Siparia Mayor Doodnath Mayrhoo, during an interview last week, told Newsday there had been no changes or additional allocations to the area since it became a borough.

“As a matter of fact we got less than we would have gotten before. We applied for a little over $19 million in the mid-year review and we saw we got an allocation of about $1.5 million, which I suspect would go to garbage collection.”

He said it received no ministerial projects, none from the Rural Development Company or from the Urban Development Company of TT and it could not initiate any new projects because of a lack of funding.

Doodnath Mayrhoo –

Mayrhoo said the borough was grappling with a number of land slips but the corporation did not have the financial capability to deal with them. Many of the roads were in terrible condition and he was concerned about flooding in the area as the wet season was upon the country.

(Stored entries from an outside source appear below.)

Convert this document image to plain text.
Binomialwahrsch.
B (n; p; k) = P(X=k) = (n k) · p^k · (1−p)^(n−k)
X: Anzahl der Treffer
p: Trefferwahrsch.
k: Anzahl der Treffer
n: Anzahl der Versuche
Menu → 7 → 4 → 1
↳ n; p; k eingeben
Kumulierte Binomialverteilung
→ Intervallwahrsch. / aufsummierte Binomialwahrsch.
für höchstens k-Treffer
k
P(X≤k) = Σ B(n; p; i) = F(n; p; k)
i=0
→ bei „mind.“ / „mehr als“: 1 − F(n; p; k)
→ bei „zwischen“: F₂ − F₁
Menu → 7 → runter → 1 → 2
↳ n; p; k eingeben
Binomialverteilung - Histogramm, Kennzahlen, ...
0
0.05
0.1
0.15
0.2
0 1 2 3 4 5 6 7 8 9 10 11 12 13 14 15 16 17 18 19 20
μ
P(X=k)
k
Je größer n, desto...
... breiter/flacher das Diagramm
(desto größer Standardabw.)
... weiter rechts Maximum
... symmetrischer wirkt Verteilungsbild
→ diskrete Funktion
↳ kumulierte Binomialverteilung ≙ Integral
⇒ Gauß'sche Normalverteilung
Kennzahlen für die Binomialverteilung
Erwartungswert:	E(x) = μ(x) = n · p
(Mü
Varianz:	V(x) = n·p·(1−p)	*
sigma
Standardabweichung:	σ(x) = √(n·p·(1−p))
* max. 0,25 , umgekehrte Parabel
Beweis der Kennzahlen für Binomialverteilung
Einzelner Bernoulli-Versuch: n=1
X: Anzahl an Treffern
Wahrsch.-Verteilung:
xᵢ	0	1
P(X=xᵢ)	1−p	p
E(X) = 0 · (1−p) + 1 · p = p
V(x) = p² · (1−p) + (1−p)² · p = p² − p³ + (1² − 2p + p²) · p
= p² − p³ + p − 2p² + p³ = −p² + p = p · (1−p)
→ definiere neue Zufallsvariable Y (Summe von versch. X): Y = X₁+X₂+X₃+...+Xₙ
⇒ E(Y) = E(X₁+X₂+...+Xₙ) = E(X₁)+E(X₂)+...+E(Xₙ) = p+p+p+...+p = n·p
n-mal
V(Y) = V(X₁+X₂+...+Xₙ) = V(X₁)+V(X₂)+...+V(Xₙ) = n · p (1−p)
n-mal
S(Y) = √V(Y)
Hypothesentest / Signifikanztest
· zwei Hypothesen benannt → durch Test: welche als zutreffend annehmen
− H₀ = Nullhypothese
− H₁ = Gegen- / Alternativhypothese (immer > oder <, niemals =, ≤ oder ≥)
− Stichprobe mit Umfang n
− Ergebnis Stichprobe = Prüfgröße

He said the corporation applied to the works ministry for assistance but nothing had been done.

“We (the UNC) always said it was just a superficial name change with no additional benefits to the burgesses and the government has lived up to our expectations. We have seen no improvements or additional funding to take care of the needs of the people. It’s very disappointing.”

He said he had no hope for the borough’s second year.

“Judging from the economic situation in the country I do not want to hold my breath. It seems as though this country is really broke.”

He said local government reform, which would allow corporations to collect taxes to serve its burgesses, was a “farce” used to fool people into voting for the PNM in the last the local government election.

“We knew this local government reform would not come. They are not prepared for it. They do not have the financing to take care of it because they would need to hire staff, pay them, and rent and furnish spaces.

“We cannot handle what we have right now so how would we handle six-eight divisions like a ministry?”

Opposition leader and MP for Siparia Kamla Persad-Bissessar concurred saying the $19 million requested would have gone towards road repairs, equipment, cleaning watercourses and providing water trucking services. Instead, she said the PNM government continued to underfund and underdevelop the borough.

She told Newsday via WhatsApp last week, “The one-year anniversary of the Siparia regional corporation’s renaming to a borough is an occasion to remind us of this government’s gimmickry, superficiality, and deceptiveness.

“The PNM’s granting of borough status to Siparia was cheap election propaganda. There has been no difference in funding or legal status, except perhaps for the location of abattoirs and markets and a few road regulations.”

She said the change of status was just a name change, superficial “development,” which the borough had to fund from its limited resources to change public signs and stationery.